# Color Change



## tbone13 (Apr 24, 2008)

Has anyone seen their dog's fur change color before? The color on my dog's neck has faded, I'm 99.9% sure it's from the metal on his collar, but I figured it was worth double checking.

We're still correcting him while walking on a lead so I think that repetitive motion has "rubbed the color off" as weird as that sounds. Not a big deal, just wondering if anyone else has ever seen this?


----------



## OzVizBoyz (Apr 1, 2008)

Only colour change I've seen is when my younger V changed from his puppy coat to adult coat. He darkened and looked a bit moth eaten in the process  I don't use chains or metal collars, so haven't seen what you're talking about.


----------



## tbone13 (Apr 24, 2008)

Yeah, I know it's weird, but I do know that metal can "rub off" on things and since he wears it every day it's definitely possible. Right now, since we're still technically training him he wears a Martingale collar, so it's 3/4's collar & 1/4 chain. I guess technically it's a pinch collar, but much more dog friendly than a traditional choker.


----------



## calum (Feb 13, 2008)

I think Phoebe may have gotten a little darker as she got older, but only a tiny bit.

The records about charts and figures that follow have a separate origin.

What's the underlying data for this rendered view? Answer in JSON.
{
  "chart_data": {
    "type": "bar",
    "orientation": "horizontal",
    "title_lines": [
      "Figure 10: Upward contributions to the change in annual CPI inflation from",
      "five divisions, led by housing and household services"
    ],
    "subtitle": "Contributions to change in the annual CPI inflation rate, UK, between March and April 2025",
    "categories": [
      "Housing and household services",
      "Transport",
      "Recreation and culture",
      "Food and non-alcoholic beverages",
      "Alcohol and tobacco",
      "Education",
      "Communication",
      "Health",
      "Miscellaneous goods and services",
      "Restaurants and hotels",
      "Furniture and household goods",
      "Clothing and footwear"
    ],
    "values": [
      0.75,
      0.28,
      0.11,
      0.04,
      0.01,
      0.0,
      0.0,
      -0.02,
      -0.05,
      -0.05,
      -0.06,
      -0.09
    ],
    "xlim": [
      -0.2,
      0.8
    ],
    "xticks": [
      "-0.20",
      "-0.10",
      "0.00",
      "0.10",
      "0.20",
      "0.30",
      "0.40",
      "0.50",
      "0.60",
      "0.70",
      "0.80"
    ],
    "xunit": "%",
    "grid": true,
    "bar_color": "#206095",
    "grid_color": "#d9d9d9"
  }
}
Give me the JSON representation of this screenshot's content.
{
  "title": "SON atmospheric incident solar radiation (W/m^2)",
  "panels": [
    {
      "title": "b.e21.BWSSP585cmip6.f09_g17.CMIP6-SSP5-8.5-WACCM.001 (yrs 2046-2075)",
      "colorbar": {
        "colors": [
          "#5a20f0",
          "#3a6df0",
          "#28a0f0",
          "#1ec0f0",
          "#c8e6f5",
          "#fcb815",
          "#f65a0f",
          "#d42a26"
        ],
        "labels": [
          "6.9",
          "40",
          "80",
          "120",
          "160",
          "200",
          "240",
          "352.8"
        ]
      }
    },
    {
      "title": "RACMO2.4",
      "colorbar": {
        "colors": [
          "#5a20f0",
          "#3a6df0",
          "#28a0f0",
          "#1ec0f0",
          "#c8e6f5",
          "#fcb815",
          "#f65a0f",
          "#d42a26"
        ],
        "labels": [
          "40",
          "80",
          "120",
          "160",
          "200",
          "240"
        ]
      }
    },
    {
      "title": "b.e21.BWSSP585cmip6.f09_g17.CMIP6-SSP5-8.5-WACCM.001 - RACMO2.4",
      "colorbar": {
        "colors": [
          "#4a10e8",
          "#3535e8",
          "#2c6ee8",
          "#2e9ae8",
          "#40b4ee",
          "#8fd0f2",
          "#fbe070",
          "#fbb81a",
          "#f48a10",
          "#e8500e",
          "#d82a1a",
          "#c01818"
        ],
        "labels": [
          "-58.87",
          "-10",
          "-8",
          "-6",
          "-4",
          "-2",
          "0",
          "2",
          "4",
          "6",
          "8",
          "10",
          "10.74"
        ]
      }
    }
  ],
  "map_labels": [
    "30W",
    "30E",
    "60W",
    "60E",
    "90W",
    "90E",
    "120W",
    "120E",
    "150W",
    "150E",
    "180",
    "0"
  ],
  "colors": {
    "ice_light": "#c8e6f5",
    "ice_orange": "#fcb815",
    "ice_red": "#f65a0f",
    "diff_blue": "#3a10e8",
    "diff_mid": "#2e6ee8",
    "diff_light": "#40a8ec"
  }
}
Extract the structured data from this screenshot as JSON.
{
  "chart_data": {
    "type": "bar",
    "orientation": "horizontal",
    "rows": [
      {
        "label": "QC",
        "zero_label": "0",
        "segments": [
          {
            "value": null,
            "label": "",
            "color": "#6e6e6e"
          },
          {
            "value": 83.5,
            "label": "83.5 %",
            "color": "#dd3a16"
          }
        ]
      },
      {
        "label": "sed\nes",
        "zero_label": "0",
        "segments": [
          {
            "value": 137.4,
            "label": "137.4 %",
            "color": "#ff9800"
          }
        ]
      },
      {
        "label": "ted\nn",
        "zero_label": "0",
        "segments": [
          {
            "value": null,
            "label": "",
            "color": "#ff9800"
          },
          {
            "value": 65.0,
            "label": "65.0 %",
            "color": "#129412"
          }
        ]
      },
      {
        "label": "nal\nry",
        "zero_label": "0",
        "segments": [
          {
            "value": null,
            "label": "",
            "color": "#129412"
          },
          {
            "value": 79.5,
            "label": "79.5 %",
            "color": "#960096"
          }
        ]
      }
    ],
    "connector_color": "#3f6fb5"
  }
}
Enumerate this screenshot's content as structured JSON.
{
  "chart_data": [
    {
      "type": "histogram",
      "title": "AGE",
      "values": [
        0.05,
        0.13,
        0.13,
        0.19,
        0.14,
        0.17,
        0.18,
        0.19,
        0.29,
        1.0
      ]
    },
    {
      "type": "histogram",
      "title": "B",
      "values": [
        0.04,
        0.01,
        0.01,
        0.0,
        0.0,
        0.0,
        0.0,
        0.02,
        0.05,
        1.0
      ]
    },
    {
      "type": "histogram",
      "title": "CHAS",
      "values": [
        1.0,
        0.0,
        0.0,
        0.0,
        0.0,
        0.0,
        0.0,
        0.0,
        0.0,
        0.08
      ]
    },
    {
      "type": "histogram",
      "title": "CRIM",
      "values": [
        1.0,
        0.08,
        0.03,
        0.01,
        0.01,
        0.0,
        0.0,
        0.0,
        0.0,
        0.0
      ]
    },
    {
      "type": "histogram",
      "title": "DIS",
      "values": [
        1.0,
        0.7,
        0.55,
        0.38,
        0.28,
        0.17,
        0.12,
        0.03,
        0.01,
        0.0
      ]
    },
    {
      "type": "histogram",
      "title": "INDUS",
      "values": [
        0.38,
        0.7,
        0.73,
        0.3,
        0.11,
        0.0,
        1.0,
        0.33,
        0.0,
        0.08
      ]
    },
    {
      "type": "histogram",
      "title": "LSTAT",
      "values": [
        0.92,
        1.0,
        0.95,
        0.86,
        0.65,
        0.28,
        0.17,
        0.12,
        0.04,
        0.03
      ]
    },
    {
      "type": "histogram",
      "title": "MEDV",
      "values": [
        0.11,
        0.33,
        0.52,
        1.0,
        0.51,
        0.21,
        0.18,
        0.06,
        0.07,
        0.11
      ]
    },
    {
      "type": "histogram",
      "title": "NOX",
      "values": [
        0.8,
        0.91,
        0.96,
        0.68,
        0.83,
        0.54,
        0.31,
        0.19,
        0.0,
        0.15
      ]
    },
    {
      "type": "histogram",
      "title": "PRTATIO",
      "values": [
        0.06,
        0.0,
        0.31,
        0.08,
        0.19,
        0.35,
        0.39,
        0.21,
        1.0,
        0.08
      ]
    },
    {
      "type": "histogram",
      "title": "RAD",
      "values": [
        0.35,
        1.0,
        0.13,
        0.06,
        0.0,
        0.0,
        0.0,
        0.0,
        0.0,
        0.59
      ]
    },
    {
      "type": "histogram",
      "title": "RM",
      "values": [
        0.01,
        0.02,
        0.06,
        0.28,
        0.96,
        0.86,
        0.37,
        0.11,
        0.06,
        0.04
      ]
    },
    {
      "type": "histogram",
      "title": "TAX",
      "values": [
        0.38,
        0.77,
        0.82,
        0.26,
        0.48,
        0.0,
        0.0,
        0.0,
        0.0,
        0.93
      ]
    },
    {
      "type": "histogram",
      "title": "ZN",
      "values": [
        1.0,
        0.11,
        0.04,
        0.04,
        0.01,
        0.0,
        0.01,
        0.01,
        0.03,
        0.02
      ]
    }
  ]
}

However, here eyes were very light when she was a puppy, now they are very dark.


----------



## wittert (May 11, 2008)

My 7 month old vizsla has a light mark around his neck from his leather collar - it is not tight, any suggestions about a type of collar that won't rub off his beautiful chestnut color?


----------



## tbone13 (Apr 24, 2008)

I started removing his collar in the house as much as possible, so the only time he had to wear it was when we left the house. That seemed to work, but in our case I also think the collar was the problem. We had a partial choke collar, not only did it seem like the metal was "rubbing off" but it also pulled on him in the exact same area.

Anyway, it's still a bit faded around his neck, but taking off his collar in the house seemed to help.


----------



## 1notenough (Sep 6, 2008)

I always take the collar off when we get home,it is usually wet.also that way when it is time to go play they know when the collars come out.It seems to disrupt the fur on a dogs neck which is unattractive.It is also easier to rub your dogs neck which they seem to enjoy tremendously.


----------



## DragonTheRevolutionary (Feb 15, 2009)

my tobi is growing like a white beard on his chin, i gotta tell ya it looks badass ;D


----------



## Zero4910 (Sep 28, 2009)

DragonTheRevolutionary said:


> my tobi is growing like a white beard on his chin, i gotta tell ya it looks badass ;D


have any pictures you can post?


----------



## Tina (Feb 18, 2010)

Our Viszla has also gotton lighter around his neck and tail, also. I don't know if it's a "winter coat"?


----------



## belf1125 (Aug 21, 2008)

1notenough, we do the exact same thing.  She's au naturel all the time at home, lol. Then when it's time for a walk or trip to the park she's prancing at the door and practically dives into her collar.


----------



## Pineapple Princess (Nov 20, 2009)

Like Tina, our Hobie is getting a "blonde" tail and I'm not sure why. She's 4 months now. It looks like she dipped it in beige paint. ??? ??? ???


----------



## Crazy Kian (Aug 10, 2009)

Kian is the same way, he has a blond tail and the back of his hind legs is blonde.... oh well, what can you do other than dip him in some dye


----------